7. La prescription trentenaire susceptible d’affecter l’obligation de prendre en charge la remise en état du site pesant sur l’exploitant d’une installation classée, son ayant droit ou celui qui s’est substitué à lui, est sans incidence, d’une part, sur l’exercice, à toute époque, par l’autorité administrative des pouvoirs de police spéciale conférés par la loi en présence de dangers ou inconvénients se manifestant sur le site où a été exploitée une telle installation, et, d’autre part, sur l’engagement éventuel de la responsabilité de l’État à ce titre.
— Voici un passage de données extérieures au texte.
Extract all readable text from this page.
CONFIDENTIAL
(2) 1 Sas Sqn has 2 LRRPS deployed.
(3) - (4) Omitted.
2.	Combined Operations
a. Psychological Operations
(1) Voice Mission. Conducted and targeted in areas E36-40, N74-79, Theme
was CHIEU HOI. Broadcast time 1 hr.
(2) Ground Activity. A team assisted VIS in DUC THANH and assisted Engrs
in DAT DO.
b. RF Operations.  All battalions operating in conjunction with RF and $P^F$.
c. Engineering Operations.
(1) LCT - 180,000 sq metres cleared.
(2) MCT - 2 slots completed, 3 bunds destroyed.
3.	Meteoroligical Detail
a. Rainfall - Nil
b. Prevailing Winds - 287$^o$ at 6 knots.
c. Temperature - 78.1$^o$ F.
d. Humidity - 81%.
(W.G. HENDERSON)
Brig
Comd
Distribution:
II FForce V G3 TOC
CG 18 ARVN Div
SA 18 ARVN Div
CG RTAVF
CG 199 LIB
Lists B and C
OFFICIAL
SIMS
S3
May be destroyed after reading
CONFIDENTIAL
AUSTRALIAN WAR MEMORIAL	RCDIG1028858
8. En l’espèce, la cour administrative d’appel a relevé, par une appréciation souveraine exempte de dénaturation, que la société Saint-Gobain avait cessé son activité de fabrication de soude et d’engrais chimique sur le site du Petit Port des Seynes en 1920. Il résulte de ce qui a été dit au point 6 sur le point de départ du délai de prescription que la cour n’a commis ni erreur de droit, ni erreur de qualification juridique en jugeant qu’à la date de la décision attaquée du 11 juin 2010, le délai de prescription de trente ans était en principe écoulé. Si, ainsi qu’il a été dit au point 6, le délai de prescription de l’obligation de remise en état ne court pas dans le cas où les dangers ou inconvénients présentés par le site ont été dissimulés, la cour a, sans erreur de droit, porté sur les faits de l’espèce une appréciation souveraine, exempte de dénaturation, en jugeant que la circonstance que la pollution causée par l’activité de la société Saint-Gobain ait affecté le sous-sol et les eaux souterraines du site ne permettait pas, à elle seule, de caractériser une dissimulation de nature à faire obstacle au déclenchement du délai de prescription. Il suit de là que c’est sans erreur de droit ni erreur de qualification juridique qu’elle a jugé que, à la date de la décision attaquée, l’action aux fins de remise en état du site était prescrite à l’égard de l’ancien exploitant, pour en déduire que le préfet avait pu légalement renoncer à engager une procédure à ce titre à son encontre.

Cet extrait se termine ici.